Dem OXI eine Stimme geben - Perspektiven jenseits von Syriza, Staat und Kapital
Mit der Unterwerfung unter die Ausplünderungspolitik der Bundesregierung hat die Syriza-Regierung der parlamentarischen Linken in Europa eine Niederlage von historischem Ausmaß zugefügt. Machen wir sie nicht zu unserer Niederlage!
Selten hat sich ein sozialdemokratisches Projekt so schnell von selbst erledigt wie gerade Syriza. Vor einem halben Jahr angetreten mit dem Versprechen die Austeritäts- und Verarmungspolitik zu beenden, hat sich die vom „Bündnis der radikalen Linken“ geführte Regierung nun der neoliberalen Doktrin der Alternativlosigkeit unterworfen. Die gestrige „Einigung“ mit der Eurogruppe und der Troika stellt alles in den Schatten, was die griechischen Vorgängerregierungen der Bevölkerung aufgebürdet haben: Sie umfasst – soweit bisher bekannt ist – weitere Renten-Kürzungen, Marktliberalisierungen, Privatisierungen, „Reformen“ des Arbeitsmarkts, eine Erhöhung der Mehrwertsteuer sowie automatische Kürzungen des Staatsbudgets bei Nichteinhaltung der Sparauflagen. Außerdem soll das griechische Staatsvermögen in einen Treuhandfonds überführt werden, den die Gläubiger verwalten. Es wird damit faktisch gepfändet. Als Gegenleistung gibt es so gut wie nichts: Weder wurde ein Schuldenschnitt vereinbart, noch ist ein Grexit wirklich vom Tisch (siehe dazu: http://www.tagesschau.de/wirtschaft/griechenland-brzeski-101.html). Alles in allem eine Paket, mit dem sich selbst die Genoss*innen der Bosse von der SPD schwer täten – müssten sie es in Deutschland umsetzen.

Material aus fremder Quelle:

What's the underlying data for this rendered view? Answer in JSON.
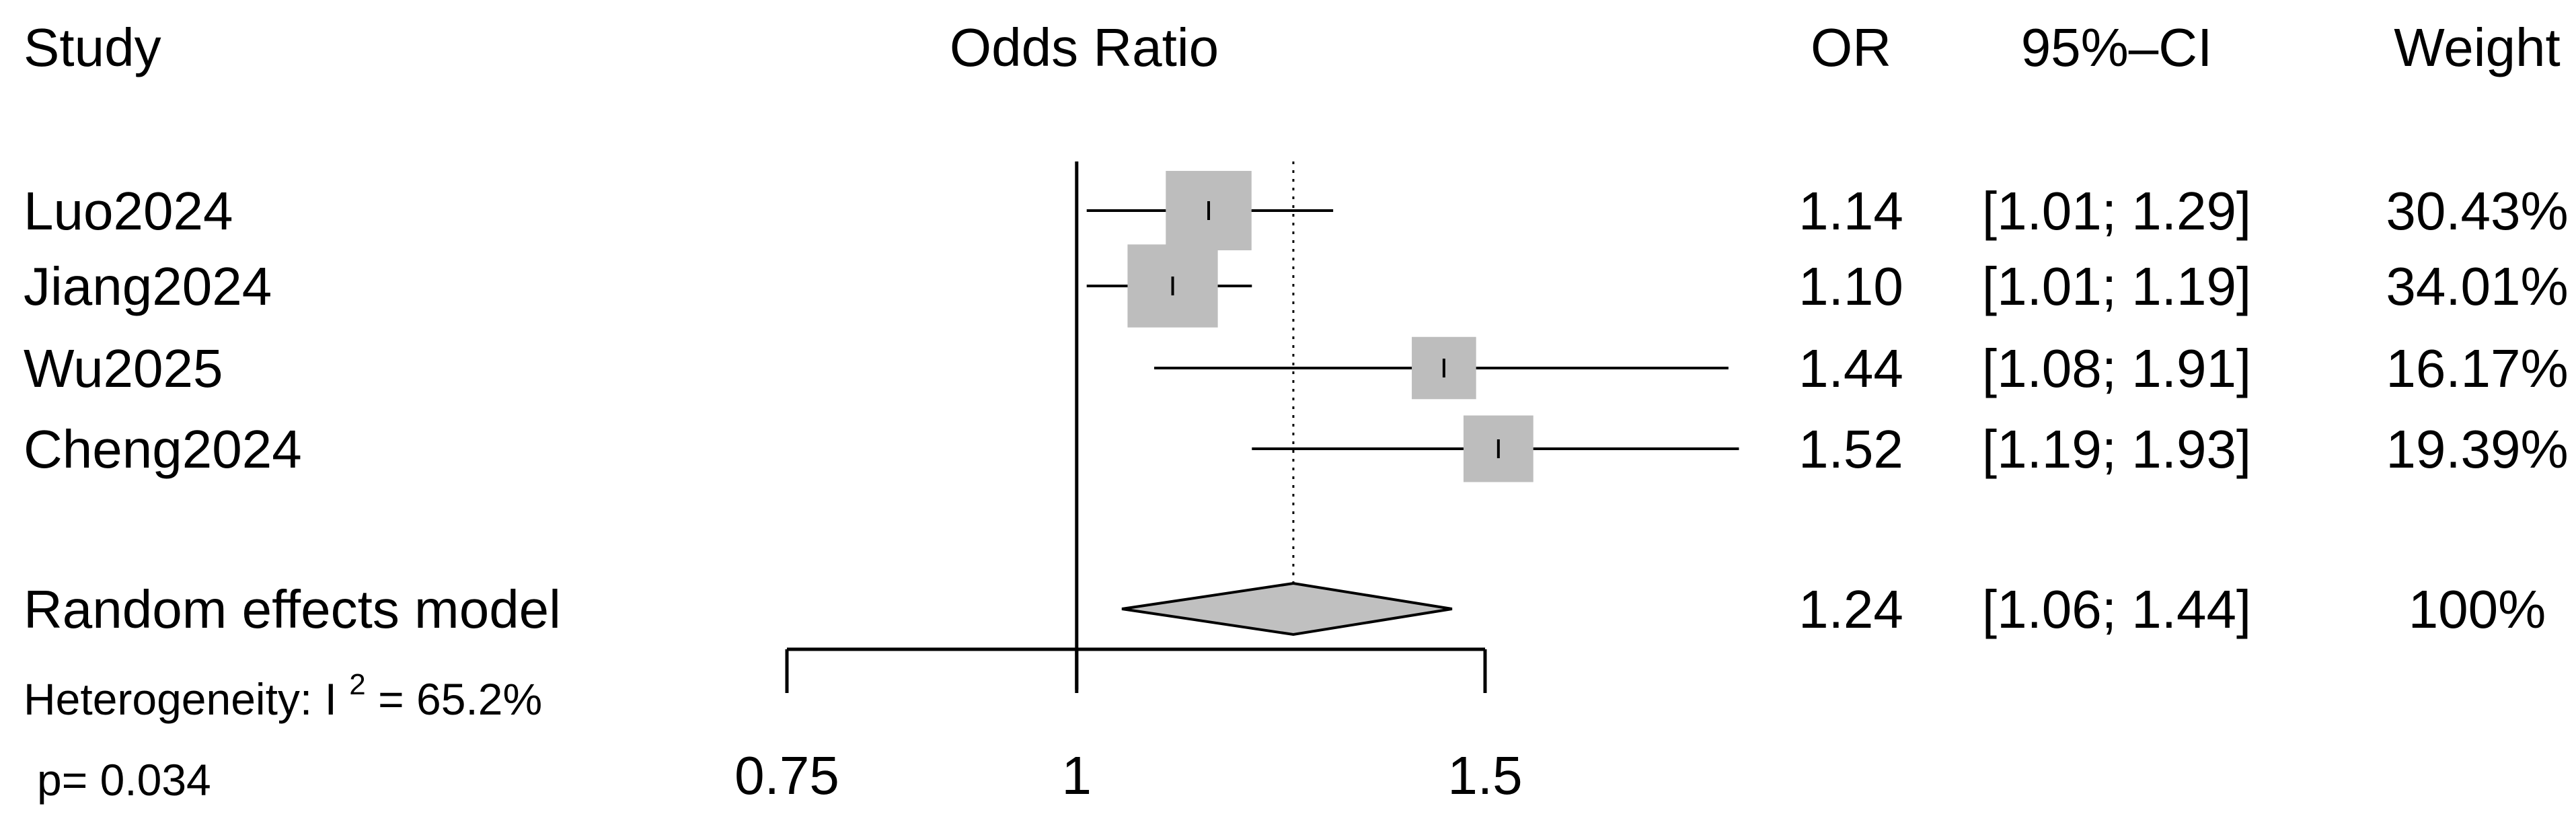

Problematisch am Scheitern Syrizas ist jedoch nicht die schlichte Tatsache des Scheiterns gegenüber der Übermacht der Gläubiger-Staaten. Es ist vor allem die Art und Weise, wie die Regierung mit ihren eigenen Versprechen umgeht, die dazu geeignet ist, das Vertrauen in jegliche linke Alternative zu zerstören. Dass Syriza mit dem Ziel die Austeritätspolitik zu stoppen innerhalb des Institutionengefüges von EU und Eurozone scheitern musste war von Anfang an klar. Alles andere wäre angesichts der weltweiten Standortkonkurrenz und des Grads der Finanzialisierung des Kapitals, aber auch angesichts der politischen und ökonomischen Kräfteverhältnisse in der Eurozone, ein Wunder. Dennoch gab es gute Gründe anzunehmen, dass die Regierungszeit Syrizas auch Chancen für eine gesellschaftliche Linke bietet. Dann nämlich, wenn diese sich „nicht auf Syriza und das Staatsgeschäft fixiert“, sondern offensiv eigene Kämpfe führt und Strukturen etabliert (http://lowerclassmag.com/2015/01/wie-die-welt-veraendern).
Nun ist der Fall des Scheiterns schneller und härter eingetreten, als ich mir das zu Jahresanfang vorzustellen vermochte (vgl. http://www.neues-deutschland.de/artikel/962148.selbst-zum-subjekt-der-ve...). Besonders hart ist die Niederlage für die griechische Linke deshalb, weil die Syriza-Regierung das Kunststück fertig gebracht hat nicht nur sämtliche Wahlversprechen zu brechen, sondern dies auch noch getan hat, nachdem sie sich die Unterstützung der Bevölkerung für einen konfrontativen Kurs gegenüber der Troika eingeholt hatte.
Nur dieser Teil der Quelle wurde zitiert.